Kai-Fu Lee on AI: “This Is Not A Race of Man Against Machine”
Artificial intelligence is a key technology, often seen as decisive for the future of whole nations: If you know how to build the smartest algorithms you can hope to conquer the world with self-driving cars, autonomous drones or digital-health systems that might save millions of lives. Dr. Kai-Fu Lee is considered one of the foremost experts in this field. After leading projects in speech and natural language-processing at Apple, he moved on to executive positions at Microsoft and Google before founding Sinovation Ventures to invest in Asia’s fast-growing tech industry. In his book AI Superpowers he argues that China and Silicon Valley are busy creating a new world order. We spoke with him ahead of his talk at DLD 2019 in Munich.
Who stands to benefit most from artificial intelligence in business and society?
AI is set to impact virtually every segment of our working and private lives. Its effect is compounding and it is unstoppable. The question of economic leadership is one of effective time to market over engineering prowess. While the U.S. is, at least for the time being, set to remain in the lead on AI research, it is Chinese agile startups that are moving extremely fast to implement AI technologies en masse. China’s enormous mobile-first population may ultimately prove an unbeatable advantage for Chinese businesses. The societal impact that will follow will be inevitably global.

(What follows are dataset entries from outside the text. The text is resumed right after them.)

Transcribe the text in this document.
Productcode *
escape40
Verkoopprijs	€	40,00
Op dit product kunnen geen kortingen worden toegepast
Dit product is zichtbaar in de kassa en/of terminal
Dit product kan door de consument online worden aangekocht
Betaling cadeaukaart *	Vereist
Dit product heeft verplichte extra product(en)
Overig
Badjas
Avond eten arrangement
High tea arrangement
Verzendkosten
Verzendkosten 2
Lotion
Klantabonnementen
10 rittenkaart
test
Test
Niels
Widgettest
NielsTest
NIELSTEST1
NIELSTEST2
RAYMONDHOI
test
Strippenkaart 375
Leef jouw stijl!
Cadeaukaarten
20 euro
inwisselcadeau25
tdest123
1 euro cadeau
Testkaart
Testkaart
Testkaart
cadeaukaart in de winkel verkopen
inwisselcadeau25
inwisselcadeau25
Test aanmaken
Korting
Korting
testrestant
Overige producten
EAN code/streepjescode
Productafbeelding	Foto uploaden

You predict a “duopoly of US and China in AI”. What about other countries?
The advancement of AI technology is a matter of first-mover advantage and the ongoing ability of the technology to continue to improve as algorithms are fed quality data. Effectively, AI will thrive where brains meet brute force. Those countries that are not already doing everything in their power to enable innovation and put in place infrastructure necessary for adoption of these technologies in our everyday lives will act from a position of having to negotiate and compromise with those who will lead the field. A good analogy may be the ongoing debate over the perceived monopoly of the few social and retail platforms in the Western world and the difficulty of local businesses to launch alternative platforms that can thrive.

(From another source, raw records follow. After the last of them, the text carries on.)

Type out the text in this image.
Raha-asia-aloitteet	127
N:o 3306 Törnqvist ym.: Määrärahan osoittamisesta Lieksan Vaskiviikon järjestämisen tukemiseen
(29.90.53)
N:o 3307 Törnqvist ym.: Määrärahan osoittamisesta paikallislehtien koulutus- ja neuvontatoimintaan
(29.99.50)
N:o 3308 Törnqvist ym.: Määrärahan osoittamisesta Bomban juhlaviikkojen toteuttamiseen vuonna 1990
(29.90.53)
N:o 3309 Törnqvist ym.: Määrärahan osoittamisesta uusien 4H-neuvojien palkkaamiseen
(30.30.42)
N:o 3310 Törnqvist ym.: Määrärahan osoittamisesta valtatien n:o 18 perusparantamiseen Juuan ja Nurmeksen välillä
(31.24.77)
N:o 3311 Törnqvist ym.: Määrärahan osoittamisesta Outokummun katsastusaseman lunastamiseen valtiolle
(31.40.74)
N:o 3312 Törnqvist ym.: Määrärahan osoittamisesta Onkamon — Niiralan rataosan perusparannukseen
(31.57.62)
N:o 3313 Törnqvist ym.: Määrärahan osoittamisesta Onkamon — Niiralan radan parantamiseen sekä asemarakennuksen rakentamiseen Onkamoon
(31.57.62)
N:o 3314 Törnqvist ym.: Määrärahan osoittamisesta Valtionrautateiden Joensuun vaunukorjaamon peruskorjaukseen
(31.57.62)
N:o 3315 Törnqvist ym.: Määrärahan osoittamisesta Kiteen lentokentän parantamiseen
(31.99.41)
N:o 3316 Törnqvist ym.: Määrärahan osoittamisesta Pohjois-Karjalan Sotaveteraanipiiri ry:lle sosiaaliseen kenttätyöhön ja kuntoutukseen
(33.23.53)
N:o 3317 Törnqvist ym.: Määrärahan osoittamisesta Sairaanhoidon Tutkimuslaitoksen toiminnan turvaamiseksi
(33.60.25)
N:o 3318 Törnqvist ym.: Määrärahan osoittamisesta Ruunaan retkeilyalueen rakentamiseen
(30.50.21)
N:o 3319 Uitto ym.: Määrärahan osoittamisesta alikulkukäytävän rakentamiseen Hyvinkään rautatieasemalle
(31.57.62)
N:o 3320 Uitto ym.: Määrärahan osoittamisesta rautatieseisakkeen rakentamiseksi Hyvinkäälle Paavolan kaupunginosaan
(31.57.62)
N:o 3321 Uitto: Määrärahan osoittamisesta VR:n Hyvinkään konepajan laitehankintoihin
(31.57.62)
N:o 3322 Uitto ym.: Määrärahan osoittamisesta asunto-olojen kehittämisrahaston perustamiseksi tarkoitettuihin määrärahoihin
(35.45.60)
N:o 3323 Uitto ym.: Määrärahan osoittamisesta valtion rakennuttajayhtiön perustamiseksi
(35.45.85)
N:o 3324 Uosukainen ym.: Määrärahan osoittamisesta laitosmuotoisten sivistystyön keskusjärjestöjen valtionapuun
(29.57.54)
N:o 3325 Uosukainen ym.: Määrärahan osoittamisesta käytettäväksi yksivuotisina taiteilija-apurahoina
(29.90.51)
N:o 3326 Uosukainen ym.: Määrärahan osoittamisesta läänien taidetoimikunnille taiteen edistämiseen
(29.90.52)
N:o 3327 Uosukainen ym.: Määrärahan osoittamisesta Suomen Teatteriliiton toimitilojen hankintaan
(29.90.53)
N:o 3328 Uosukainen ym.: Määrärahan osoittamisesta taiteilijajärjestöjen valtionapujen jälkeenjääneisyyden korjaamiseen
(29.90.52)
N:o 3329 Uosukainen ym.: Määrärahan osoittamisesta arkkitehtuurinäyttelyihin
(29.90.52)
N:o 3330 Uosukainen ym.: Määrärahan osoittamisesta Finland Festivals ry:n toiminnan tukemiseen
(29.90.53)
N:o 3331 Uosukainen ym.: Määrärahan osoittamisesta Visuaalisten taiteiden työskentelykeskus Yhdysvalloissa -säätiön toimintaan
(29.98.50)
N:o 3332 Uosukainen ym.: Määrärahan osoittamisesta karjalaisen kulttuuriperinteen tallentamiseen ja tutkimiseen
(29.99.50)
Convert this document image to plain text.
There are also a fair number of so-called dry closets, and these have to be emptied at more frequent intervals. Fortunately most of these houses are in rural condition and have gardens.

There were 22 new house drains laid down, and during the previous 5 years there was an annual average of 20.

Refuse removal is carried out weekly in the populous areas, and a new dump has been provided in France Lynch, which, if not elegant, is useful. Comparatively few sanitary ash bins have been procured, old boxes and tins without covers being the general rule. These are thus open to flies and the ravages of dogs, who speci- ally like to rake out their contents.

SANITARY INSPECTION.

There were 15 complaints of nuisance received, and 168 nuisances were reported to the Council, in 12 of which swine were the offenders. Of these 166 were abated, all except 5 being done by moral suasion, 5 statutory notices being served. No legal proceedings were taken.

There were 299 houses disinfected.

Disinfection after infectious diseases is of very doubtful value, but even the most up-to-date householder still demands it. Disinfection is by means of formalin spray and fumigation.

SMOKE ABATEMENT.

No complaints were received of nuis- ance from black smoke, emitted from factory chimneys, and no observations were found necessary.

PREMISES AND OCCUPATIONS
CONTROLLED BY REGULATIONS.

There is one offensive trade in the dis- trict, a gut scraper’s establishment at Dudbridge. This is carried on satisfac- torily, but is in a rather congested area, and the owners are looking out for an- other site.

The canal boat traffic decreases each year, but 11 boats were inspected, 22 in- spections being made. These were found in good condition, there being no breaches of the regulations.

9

How do you see humans and machines coexist in an automated world of the future?
The entire potential of AI rests on our ability to develop technologies that can meet and enhance our human needs. This is not a race of man against machine. Rather my vision is of a symbiotic journey into the future where technology supports our humanity. What we do now will act as the blueprint for our co-existence. Mine is a genuinely optimistic view of the future where creativity and compassion are at the heart of human endeavour, with AI taking care of the routine and grunt work.